Falta também identidade ao filme: romance, drama e thriller de assassinato andam juntos, mas não conversam... É como se fossem vários filmes em um mesmo, que se sucedem, mas não se completam. A duração se arrasta um pouco além da conta e o timing também prejudica a evolução.

quinta-feira, 3 de novembro de 2011

CINEMA: OS TRÊS MOSQUETEIROS

Vendido como uma releitura cinematográfica "moderna" do clássico literário de Alexandre Dumas (1802-1870), esta nova versão de Os Três Mosqueteiros (The Three Musketeers , de Paul W.S. Anderson, 2011) nada mais é do que um enlatado sem-vergonha com pretensões de franquia, cheio de invencionices tecnológicas, canastrices de elenco e reviravoltas na trama de tontear até barata - ainda carrega consigo a marca do 3D, outro embustre tecnológico que virou status diferencial para muito filme sem muito mais o que oferecer.
Logan Lerman, quem também vive no cinema o personagem Percy Jackson, aqui é o protagonista D'Artagnan e... Nossa! Não tinha notado ainda como ele é ruim: fora a péssima atuação, de carona ganhou um aplique "caminho de rato" nos cabelos que mais parece comprado na 25 de março. Em sua companhia, os 3 mosqueteiros do título são vividos pelos atores Matthew Macfadyen (Athos), Ray Stevenson (Porthos) e Luke Evans (Aramis) e não sãos mais que meros apetrechos caricatos. A primeira dama Milla Jovovich encarna a espiã Milady de Winter e, embora esteja confortável no papel e de certa forma seja interessante sua versão "Resident Evil" para a personagem, esmorece com a trama pífia repleta de traições e trocas de lados - a única e mais fácil saída encontrada pelos roteiristas.
Junte a isso o meia-boca Orlando Bloom, um Christoph Waltz afetadíssimo (aliás, o que mais esse cara fez de prestável, além de Bastardos Inglórios?) e uma dupla rei afeminado / rainha palerma (Freddie Fox e Juno Temple) e tem-se um desastre total, numa história que reúne os mosqueteiros e D'Artagnan no resgate de uma jóia que pode desencadear a guerra entre a França e a Inglaterra - e nessa gincana dá-lhe navios voadores (quê?), explosões e tiros sem fim no lugar dos duelos de espadas, Leonardo DaVinci e outros absurdos fora de contexto, para no fim ficar um maldito gancho que pode transformar esse despautério no primeiro capítulo de uma triologia.

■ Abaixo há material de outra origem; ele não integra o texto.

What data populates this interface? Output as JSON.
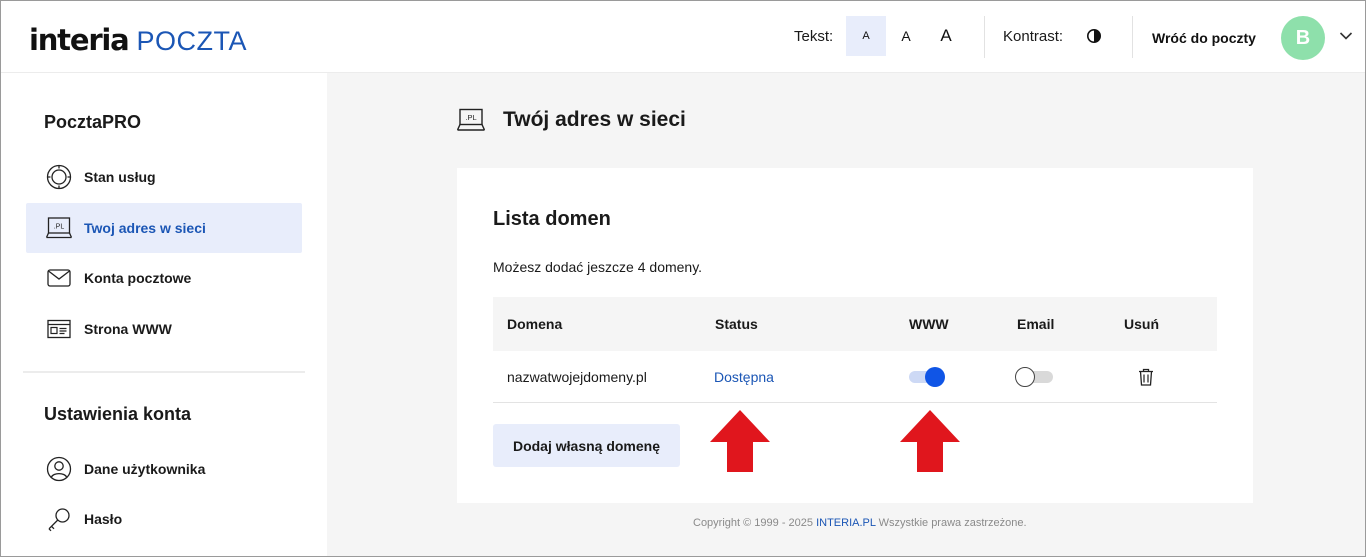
{
  "header": {
    "logo_brand": "interia",
    "logo_product": "POCZTA",
    "text_label": "Tekst:",
    "font_sizes": [
      "A",
      "A",
      "A"
    ],
    "contrast_label": "Kontrast:",
    "back_label": "Wróć do poczty",
    "avatar_initial": "B"
  },
  "sidebar": {
    "section1_title": "PocztaPRO",
    "items": [
      {
        "label": "Stan usług",
        "icon": "service-status-icon"
      },
      {
        "label": "Twoj adres w sieci",
        "icon": "domain-pl-icon",
        "active": true
      },
      {
        "label": "Konta pocztowe",
        "icon": "envelope-icon"
      },
      {
        "label": "Strona WWW",
        "icon": "webpage-icon"
      }
    ],
    "section2_title": "Ustawienia konta",
    "items2": [
      {
        "label": "Dane użytkownika",
        "icon": "user-icon"
      },
      {
        "label": "Hasło",
        "icon": "key-icon"
      }
    ]
  },
  "main": {
    "title": "Twój adres w sieci",
    "card_title": "Lista domen",
    "card_subtitle": "Możesz dodać jeszcze 4 domeny.",
    "table": {
      "columns": [
        "Domena",
        "Status",
        "WWW",
        "Email",
        "Usuń"
      ],
      "rows": [
        {
          "domain": "nazwatwojejdomeny.pl",
          "status": "Dostępna",
          "www": true,
          "email": false
        }
      ]
    },
    "add_button": "Dodaj własną domenę",
    "footer": {
      "prefix": "Copyright © 1999 - 2025 ",
      "brand": "INTERIA.PL",
      "suffix": " Wszystkie prawa zastrzeżone."
    }
  },
  "colors": {
    "accent": "#1b56b5",
    "toggle_on": "#1055e6",
    "active_bg": "#e8edfb",
    "avatar": "#8ee0ab",
    "annotation_arrow": "#e0161d"
  }
}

quarta-feira, 2 de novembro de 2011

CINEMA: CONTÁGIO

"Nada se espalha como o medo" - o slogan de promoção do novo filme de Steven Soderbergh (diretor da triologia Onze / Doze / Treze Homens E Um Segredo e Erin Brockovich) é o que melhor o resume. Diante de um novo vírus que ataca o organismo humano como um resfriado e em poucos dias afeta o sistema cerebral, levando o indivíduo à morte, o cineasta apresenta uma história honesta de como a humanidade não está preparada para situações limite e do importante papel que o pânico exerce nesses momentos.
A tensão que se estabelece na fita, sobretudo nos momentos iniciais, quando se passa a perceber como o vírus se espalha, não necessita de apelos, pois é sutil e progressiva. Um universo de eventos desencadeados com a doença dita o andamento da história, envolvendo cientistas, burocratas, pessoas infectadas, amedrontadas, aproveitadores e teóricos da conspiração.
O que de melhor Contágio (Contagion, 2011) tem são seus personagens: embora seja um vai-e-vem de cenários e personagens distintos, tudo está muito bem costurado e o elenco estrelar colabora em grande parte com o êxito da trama. O sexteto formado por Matt Damon, Gwyneth Paltrow, Kate Winslet, Laurence Fishburne, Jude Law e Marion Cotillard é, por si só, um atrativo a seu favor. O único tropeço de Soderbergh aqui é o ritmo: o filme é demasiado burocrático e seus 100 minutos de duração tornam-se intermináveis em certo ponto. Verdade que, a exemplo do material promocional, o tom amarelado da película também causa um certo desconforto, mas nem por isso Contágio deixa de ter mensagem e inteligência - artigos raros no mercado hollywoodiano dos dias de hoje.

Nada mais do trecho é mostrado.